Paso Robles bans off-road riding in riverbed

Public debate churned Tuesday night between supporters of continued off-roading on open space in Paso Robles and critics who say it is noisy, dusty and brings fire hazards.

In the end, the Paso Robles City Council sided with the critics, approving a ban on the activity in city limits.

In the same breath, however, council members encouraged riders to rally and find a plot of land to develop an off-road race track.

“You’ve got to organize and put pressure on the county and find places that are useful,” Councilman Nick Gilman said, noting that certain areas in Paso Robles could work. “I’ve seen pressure groups accomplish great things.”

However, he and other council members quickly pointed out that the city could not afford to direct its staff to look for such a parcel.

Off-road riders have traditionally used the dusty Salinas River bed, undeveloped open space and private lots in town, although riders say private parcels are limited.

Many have to go outside San Luis Obispo County to ride.

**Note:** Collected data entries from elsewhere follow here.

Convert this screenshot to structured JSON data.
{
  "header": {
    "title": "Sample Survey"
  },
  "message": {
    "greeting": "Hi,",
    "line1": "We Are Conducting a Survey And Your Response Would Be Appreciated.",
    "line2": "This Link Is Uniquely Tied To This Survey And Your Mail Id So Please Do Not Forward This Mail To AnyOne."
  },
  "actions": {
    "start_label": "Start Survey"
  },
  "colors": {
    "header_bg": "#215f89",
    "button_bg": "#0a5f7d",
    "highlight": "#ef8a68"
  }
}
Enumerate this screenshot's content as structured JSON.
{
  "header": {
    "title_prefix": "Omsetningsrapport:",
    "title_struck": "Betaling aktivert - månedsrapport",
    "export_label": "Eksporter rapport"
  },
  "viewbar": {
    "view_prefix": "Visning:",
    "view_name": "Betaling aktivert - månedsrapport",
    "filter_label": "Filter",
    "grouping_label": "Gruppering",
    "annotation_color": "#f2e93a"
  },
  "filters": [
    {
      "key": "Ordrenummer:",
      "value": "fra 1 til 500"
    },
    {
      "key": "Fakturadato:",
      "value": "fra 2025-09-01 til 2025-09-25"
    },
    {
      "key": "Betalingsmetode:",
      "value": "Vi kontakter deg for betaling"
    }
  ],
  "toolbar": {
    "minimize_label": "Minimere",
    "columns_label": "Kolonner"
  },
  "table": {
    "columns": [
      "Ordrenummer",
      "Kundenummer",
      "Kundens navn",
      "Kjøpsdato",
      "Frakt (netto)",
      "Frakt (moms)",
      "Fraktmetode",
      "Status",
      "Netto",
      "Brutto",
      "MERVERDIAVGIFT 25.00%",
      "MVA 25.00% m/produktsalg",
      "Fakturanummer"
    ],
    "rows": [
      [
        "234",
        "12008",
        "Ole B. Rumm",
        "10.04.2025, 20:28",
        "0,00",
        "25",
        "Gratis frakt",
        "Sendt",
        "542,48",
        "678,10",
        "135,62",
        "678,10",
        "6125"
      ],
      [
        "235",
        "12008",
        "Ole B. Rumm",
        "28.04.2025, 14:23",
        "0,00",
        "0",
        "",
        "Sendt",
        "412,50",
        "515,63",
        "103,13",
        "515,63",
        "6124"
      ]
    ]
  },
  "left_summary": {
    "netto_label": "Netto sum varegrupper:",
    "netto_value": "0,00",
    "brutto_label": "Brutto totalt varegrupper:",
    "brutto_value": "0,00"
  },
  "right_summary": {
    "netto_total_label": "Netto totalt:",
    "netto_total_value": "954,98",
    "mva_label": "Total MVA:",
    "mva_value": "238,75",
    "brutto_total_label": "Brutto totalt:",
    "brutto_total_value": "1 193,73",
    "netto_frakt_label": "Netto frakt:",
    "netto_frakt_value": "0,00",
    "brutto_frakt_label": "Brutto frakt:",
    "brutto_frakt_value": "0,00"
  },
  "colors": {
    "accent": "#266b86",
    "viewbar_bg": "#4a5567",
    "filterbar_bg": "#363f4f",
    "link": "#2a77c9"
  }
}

The new ordinance makes off-roading on public property in town an infraction punishable by a fine of up to $500 per offense.

Recent complaints from at least five Montebello Oaks households on the city’s east side prompted police to propose the ban, although authorities said the issue has cropped up from time to time in the past.

Among the many public spaces riders use, off-roaders have ridden on a plot of open space in the Montebello neighborhood near Highway 46 East and Union Road.

Several speakers represented the Montebello Oaks neighborhood.

“It’s come to the point where it could be hazardous for off-road vehicles, pedestrians and bicycles to come together,” Paso Robles resident George Dugas said.

Supporters of off-roading argued that the sport should be allowed as an activity for youths and for general recreation.

Resident Chip Tamagni, who also lives in the area, said it’s unfortunate a city that has closed a city pool and made other cutbacks would further limit outdoor activities available to youths in town.

“It’s a good diversion — maybe we can still leave the riverbed open,” he said, urging the council to keep some areas open for riders.

The Paso Robles Police Department proposed the law as a means of equipping its officers to handle complaints from residents who say off-roading is a nuisance.

The law also was proposed as way for the city to uphold its stewardship of the portion of the Salinas River that passes through town. Paso Robles was named a steward of the watershed in 2010.

City officials say riding there disrupts the animal and vegetation habitats in the seasonal waterway.

The new rule adopted by the council Tuesday night doesn’t apply to emergency vehicles or city employee vehicles used for city business.